A report from the documentation maintainer
A report from the documentation maintainer
Posted Nov 2, 2016 21:28 UTC (Wed) by farnz (subscriber, #17727)In reply to: A report from the documentation maintainer by nybble41
Parent article: A report from the documentation maintainer
It's not too much to ask, but it's a hard problem. To take a couple of examples, using == for "insensitive comparison":
- Should ß == SS? In a German filename, the answer is "yes", because ß is just a different way to write ss; in an English filename, however, it's a symbol, not a letter.
- Should a == ä? In an English or Afrikaans filename, yes; the diacritic is a pronunciation guide only. In a Swedish filename, no, because ä is a different letter to a.
- Should i == I? In most Latin alphabet languages, yes; lowercase I is dotted, uppercase i is not.

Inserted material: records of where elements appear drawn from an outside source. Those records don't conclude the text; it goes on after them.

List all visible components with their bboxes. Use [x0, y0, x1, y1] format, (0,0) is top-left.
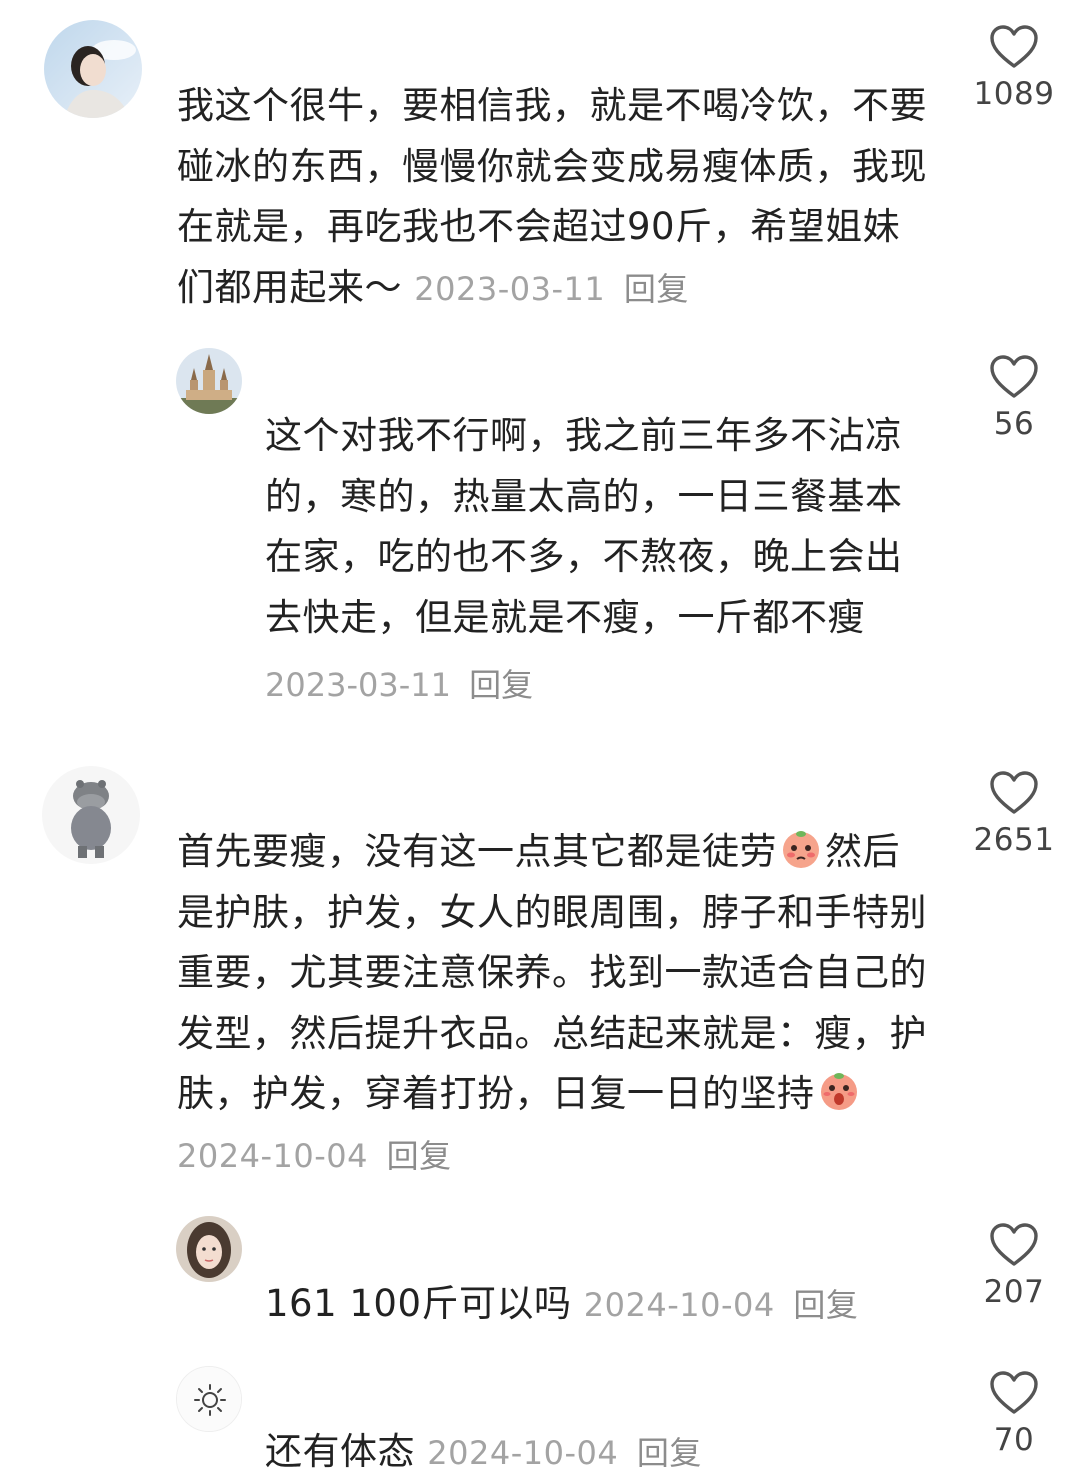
girl-avatar[interactable] — [176, 1216, 242, 1282]
comment-date: 2024-10-04 — [177, 1136, 368, 1175]
comment-text: 首先要瘦，没有这一点其它都是徒劳 然后是护肤，护发，女人的眼周围，脖子和手特别重要… — [177, 822, 937, 1186]
reply-meta: 2023-03-11 回复 — [265, 660, 533, 706]
comment-meta: 2024-10-04 回复 — [177, 1137, 452, 1175]
reply-date: 2024-10-04 — [583, 1286, 775, 1324]
reply-date: 2024-10-04 — [427, 1434, 619, 1472]
reply-body: 还有体态 — [265, 1430, 415, 1473]
like-button[interactable]: 1089 — [972, 24, 1056, 112]
reply-button[interactable]: 回复 — [793, 1286, 858, 1324]
like-button[interactable]: 56 — [972, 354, 1056, 442]
like-count: 56 — [993, 406, 1035, 442]
like-button[interactable]: 207 — [972, 1222, 1056, 1310]
reply-text: 还有体态 2024-10-04 回复 — [265, 1422, 965, 1484]
comment-body-part1: 首先要瘦，没有这一点其它都是徒劳 — [177, 830, 777, 873]
like-count: 70 — [993, 1422, 1035, 1458]
comment-text: 我这个很牛，要相信我，就是不喝冷饮，不要碰冰的东西，慢慢你就会变成易瘦体质，我现… — [177, 76, 937, 319]
sun-avatar[interactable] — [176, 1366, 242, 1432]
reply-button[interactable]: 回复 — [469, 666, 533, 704]
heart-icon — [990, 1371, 1038, 1414]
heart-icon — [990, 25, 1038, 68]
comment-date: 2023-03-11 — [414, 269, 606, 308]
reply-button[interactable]: 回复 — [624, 270, 689, 308]
reply-text: 这个对我不行啊，我之前三年多不沾凉的，寒的，热量太高的，一日三餐基本在家，吃的也… — [265, 406, 925, 648]
like-button[interactable]: 70 — [972, 1370, 1056, 1458]
portrait-avatar[interactable] — [44, 20, 142, 118]
like-count: 207 — [983, 1274, 1045, 1310]
castle-avatar[interactable] — [176, 348, 242, 414]
heart-icon — [990, 771, 1038, 814]
reply-text: 161 100斤可以吗 2024-10-04 回复 — [265, 1274, 965, 1336]
hippo-avatar[interactable] — [42, 766, 140, 864]
reply-meta: 2024-10-04 回复 — [427, 1434, 702, 1472]
peach-shock-emoji — [817, 1068, 861, 1112]
heart-icon — [990, 355, 1038, 398]
reply-date: 2023-03-11 — [265, 666, 451, 704]
reply-body: 161 100斤可以吗 — [265, 1282, 572, 1325]
like-button[interactable]: 2651 — [972, 770, 1056, 858]
reply-button[interactable]: 回复 — [637, 1434, 702, 1472]
heart-icon — [990, 1223, 1038, 1266]
like-count: 2651 — [973, 822, 1055, 858]
like-count: 1089 — [973, 76, 1055, 112]
peach-blush-emoji — [779, 826, 823, 870]
comment-meta: 2023-03-11 回复 — [414, 270, 689, 308]
reply-body: 这个对我不行啊，我之前三年多不沾凉的，寒的，热量太高的，一日三餐基本在家，吃的也… — [265, 414, 903, 639]
reply-meta: 2024-10-04 回复 — [584, 1286, 859, 1324]
reply-button[interactable]: 回复 — [387, 1137, 452, 1175]
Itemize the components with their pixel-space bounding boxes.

In Turkish, however, i's uppercase form is İ, not I.
Unicode makes a decent stab at a solution (section 5.18), but then explicitly calls out Lithuanian and Turkic languages as cases where the default algorithm will not include something that users expect it to include; further, the Unicode solution is based on the principle that it's better for the algorithm to match things it shouldn't, than it is for it to miss things it should match. Thus, an English user will be surprised that the glob S* matches ß, but that's better than a German user being surprised when s* does not match ß. Similarly, a Swede is going to be surprised when nä* matches nävi, specifically so that an English user isn't surprised when na* doesn't match nävi.